Two more witnesses for the prosecution -- including girlfriend Calciano -- also recanted their testimony. In a sworn affidavit obtained by ABC News, Calciano said she'd lied on the stand after Nicolazzi and police put "relentless" pressure on her, threatening to "make this hard" for her father who was in jail at the time.
Pace Law School professor Bennett Gershman was retained by Giuca's family to help file a petition with the Brooklyn district attorney seeking review of Giuca's conviction and alleging prosecutorial misconduct.
"All I can say is that in any dealings that I had or the detectives had, I think we always found [Nicolazzi] to be of the utmost integrity," said Casazza, retired New York Police Department homicide squad lieutenant.
Where Giuca's case is today
The District Attorney's Office said it found no evidence of prosecutorial misconduct and Giuca's petition was denied.
Giuca's legal team then filed a motion in court to vacate his conviction based on prosecutorial misconduct. On the witness stand at a hearing, Nicolazzi denied she'd done anything wrong in the case.
Avitto also took the stand, recanting his testimony and apologizing to Giuca. Still the judge denied Giuca's motion. Giuca filed an appeal to get the judge's decision overturned.
In February 2018, after a 13-year-long crusade by Giuliano, Giuca's conviction was thrown out by an appellate court. The four judges said in their opinion that the prosecutor had erred by not telling the defense that she and police had helped jailhouse informant Avitto, which might have affected the jury's verdict. The judges added that a new trial was necessary.
On March 22, 2018, New York police detectives sent by the Brooklyn district attorney interviewed Russo, Giuca's co-defendant who had also been found guilty in the murder and imprisoned. He allegedly confessed that, using his own gun, he had shot and killed Fisher. In a police report of that interview obtained by ABC News, he did not implicate Giuca but did not clear him either.
Regardless, prosecutors contested the appellate court’s decision.
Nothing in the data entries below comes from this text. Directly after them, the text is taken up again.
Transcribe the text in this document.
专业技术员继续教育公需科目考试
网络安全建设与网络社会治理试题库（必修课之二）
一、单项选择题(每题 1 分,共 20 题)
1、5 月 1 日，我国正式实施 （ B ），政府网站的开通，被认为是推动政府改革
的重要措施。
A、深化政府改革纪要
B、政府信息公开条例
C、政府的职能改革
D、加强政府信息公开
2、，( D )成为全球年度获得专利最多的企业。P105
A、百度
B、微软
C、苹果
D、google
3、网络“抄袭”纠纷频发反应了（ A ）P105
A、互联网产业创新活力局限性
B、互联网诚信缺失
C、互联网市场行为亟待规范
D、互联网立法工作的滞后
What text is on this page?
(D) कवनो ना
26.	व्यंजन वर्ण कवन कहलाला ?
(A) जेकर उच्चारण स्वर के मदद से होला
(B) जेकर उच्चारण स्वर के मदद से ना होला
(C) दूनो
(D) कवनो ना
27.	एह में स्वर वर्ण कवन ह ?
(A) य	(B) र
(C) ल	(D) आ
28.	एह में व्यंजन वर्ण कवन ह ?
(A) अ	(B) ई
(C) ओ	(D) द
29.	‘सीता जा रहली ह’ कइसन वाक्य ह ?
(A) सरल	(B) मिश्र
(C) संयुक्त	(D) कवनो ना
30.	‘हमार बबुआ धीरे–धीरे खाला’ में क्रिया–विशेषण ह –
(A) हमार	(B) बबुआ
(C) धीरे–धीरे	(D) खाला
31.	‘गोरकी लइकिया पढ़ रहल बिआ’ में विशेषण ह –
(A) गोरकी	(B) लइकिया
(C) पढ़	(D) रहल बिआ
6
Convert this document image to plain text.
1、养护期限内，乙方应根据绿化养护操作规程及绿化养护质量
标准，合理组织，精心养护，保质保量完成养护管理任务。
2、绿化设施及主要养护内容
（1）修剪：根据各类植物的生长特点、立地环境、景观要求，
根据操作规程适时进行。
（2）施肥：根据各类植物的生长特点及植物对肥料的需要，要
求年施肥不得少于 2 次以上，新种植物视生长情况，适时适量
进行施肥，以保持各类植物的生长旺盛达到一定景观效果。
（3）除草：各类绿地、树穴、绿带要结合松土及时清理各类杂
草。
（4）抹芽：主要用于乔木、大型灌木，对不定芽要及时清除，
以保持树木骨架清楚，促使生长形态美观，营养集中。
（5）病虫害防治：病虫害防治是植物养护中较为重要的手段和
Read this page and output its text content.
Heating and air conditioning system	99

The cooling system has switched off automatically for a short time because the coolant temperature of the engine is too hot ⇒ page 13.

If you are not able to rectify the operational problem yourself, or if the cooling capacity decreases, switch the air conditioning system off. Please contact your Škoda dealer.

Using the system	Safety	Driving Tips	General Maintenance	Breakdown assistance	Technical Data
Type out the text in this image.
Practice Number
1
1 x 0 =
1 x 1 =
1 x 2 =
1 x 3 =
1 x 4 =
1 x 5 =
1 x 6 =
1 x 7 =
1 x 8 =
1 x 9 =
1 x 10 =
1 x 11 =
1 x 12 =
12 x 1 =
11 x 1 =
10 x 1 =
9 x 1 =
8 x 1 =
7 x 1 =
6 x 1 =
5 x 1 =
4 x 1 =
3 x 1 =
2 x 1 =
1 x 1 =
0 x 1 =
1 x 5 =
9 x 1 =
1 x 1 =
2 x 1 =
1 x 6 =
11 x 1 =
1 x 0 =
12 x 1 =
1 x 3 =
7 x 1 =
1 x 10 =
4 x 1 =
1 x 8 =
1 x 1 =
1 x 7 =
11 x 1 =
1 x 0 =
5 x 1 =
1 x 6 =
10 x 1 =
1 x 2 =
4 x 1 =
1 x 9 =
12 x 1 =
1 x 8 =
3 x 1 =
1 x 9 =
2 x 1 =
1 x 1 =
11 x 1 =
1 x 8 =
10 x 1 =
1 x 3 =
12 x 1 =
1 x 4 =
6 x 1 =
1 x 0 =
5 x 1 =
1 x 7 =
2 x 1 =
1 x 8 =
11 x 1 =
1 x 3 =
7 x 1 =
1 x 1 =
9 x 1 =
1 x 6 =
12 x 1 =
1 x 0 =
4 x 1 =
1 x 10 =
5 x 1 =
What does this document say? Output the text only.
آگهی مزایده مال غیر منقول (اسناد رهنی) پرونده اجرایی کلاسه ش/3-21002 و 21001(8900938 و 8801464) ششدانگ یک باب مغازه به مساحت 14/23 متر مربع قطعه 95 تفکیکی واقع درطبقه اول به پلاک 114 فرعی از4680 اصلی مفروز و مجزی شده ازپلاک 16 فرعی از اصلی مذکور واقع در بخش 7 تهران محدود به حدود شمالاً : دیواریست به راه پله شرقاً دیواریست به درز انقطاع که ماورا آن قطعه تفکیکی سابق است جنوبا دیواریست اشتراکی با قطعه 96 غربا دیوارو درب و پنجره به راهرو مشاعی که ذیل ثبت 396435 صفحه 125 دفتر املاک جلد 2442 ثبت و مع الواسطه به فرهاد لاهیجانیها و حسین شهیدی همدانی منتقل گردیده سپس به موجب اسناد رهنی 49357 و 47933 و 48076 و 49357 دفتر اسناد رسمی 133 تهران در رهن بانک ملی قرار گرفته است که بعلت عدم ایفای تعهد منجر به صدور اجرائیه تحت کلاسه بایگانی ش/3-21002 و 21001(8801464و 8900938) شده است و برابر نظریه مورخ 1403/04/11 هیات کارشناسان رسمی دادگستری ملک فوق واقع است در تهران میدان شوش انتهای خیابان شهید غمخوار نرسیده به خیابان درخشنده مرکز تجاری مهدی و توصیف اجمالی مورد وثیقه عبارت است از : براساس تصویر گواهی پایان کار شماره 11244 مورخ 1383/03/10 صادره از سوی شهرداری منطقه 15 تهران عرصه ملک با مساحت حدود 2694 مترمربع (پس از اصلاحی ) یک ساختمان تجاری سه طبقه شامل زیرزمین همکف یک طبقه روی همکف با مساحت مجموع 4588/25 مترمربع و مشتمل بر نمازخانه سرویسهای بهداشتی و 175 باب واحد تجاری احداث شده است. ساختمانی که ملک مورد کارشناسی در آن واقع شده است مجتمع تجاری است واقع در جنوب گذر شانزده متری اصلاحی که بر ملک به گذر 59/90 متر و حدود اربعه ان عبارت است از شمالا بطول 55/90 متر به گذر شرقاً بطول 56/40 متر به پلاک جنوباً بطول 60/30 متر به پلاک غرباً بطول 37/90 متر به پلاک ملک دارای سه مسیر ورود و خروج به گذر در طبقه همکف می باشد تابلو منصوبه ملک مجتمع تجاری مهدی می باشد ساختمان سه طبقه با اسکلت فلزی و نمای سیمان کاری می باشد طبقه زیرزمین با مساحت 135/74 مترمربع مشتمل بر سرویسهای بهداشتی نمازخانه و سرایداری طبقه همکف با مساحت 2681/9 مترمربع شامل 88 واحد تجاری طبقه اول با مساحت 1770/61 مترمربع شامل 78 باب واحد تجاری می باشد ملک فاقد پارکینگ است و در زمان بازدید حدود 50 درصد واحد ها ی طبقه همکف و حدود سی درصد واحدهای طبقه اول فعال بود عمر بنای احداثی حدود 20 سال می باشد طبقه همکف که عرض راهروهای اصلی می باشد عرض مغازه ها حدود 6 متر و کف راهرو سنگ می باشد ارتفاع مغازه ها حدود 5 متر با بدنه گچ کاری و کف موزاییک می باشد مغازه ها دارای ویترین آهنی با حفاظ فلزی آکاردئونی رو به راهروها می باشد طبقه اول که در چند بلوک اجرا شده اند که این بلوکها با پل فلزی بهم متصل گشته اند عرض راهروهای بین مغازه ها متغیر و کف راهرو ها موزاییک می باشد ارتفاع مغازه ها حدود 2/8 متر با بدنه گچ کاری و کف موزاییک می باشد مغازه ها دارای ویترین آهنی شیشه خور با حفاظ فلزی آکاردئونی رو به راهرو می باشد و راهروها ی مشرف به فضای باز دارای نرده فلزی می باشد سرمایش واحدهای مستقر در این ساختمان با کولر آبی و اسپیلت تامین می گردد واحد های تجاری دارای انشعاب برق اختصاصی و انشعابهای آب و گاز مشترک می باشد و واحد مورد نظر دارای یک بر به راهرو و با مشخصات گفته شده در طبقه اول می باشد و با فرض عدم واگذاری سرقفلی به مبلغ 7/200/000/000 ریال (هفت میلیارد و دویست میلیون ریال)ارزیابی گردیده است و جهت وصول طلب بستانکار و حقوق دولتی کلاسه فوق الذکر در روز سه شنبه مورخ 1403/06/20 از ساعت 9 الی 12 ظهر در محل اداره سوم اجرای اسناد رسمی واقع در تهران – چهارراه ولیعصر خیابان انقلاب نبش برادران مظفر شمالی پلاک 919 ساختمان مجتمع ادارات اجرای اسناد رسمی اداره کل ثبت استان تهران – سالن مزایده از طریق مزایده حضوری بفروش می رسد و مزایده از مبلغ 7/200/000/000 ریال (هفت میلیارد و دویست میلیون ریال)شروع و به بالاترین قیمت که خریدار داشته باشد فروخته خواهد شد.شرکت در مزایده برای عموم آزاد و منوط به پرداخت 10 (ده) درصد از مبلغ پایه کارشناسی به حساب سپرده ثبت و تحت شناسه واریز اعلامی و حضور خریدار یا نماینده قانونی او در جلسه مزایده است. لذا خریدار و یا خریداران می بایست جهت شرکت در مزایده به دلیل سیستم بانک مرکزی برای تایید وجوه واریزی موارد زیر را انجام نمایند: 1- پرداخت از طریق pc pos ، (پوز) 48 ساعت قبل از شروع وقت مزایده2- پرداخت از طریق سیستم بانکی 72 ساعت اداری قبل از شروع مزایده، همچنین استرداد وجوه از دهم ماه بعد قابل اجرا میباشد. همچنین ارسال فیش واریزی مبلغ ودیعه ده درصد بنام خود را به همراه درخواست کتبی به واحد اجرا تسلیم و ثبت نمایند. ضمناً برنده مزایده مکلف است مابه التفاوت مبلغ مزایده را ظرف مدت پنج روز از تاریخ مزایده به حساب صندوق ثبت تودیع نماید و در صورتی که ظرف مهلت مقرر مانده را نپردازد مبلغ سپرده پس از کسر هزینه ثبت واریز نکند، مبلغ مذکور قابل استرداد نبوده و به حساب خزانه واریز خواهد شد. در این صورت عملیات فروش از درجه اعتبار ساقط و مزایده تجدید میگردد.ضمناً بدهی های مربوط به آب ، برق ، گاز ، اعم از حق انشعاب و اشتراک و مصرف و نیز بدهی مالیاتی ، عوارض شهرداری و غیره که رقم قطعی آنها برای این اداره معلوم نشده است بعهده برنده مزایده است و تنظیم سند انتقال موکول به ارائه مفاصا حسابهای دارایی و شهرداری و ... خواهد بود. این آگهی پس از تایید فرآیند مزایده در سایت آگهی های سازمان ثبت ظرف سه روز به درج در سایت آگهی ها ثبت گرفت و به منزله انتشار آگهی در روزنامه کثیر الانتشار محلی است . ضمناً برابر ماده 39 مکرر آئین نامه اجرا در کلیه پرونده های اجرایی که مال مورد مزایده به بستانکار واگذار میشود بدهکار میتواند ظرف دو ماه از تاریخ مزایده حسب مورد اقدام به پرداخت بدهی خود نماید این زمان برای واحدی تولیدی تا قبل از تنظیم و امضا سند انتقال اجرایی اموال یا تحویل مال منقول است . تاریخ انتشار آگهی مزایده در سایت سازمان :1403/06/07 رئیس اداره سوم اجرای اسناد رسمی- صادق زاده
On April 30, 2019, they argued before a panel of seven judges on the New York Court of Appeals, the highest court in the state, to have Giuca’s conviction reinstated. Giuca’s attorney, Mark Bederow, countered that the lower court had decided to throw out his client’s conviction, and that his client is entitled to a new trial.
A decision from the New York Court of Appeals is still pending.
If this court decides to reinstate Giuca’s conviction, he will be back in prison to serve out the rest of his sentence. But if it decides Giuca is entitled to a new trial, it will be up to prosecutors to decide if they want to go through with it.
In the meantime, even though his conviction was overturned, John Giuca remains in jail on Rikers Island. Even though his conviction was overturned, a judge denied him bail while the appeal process continues.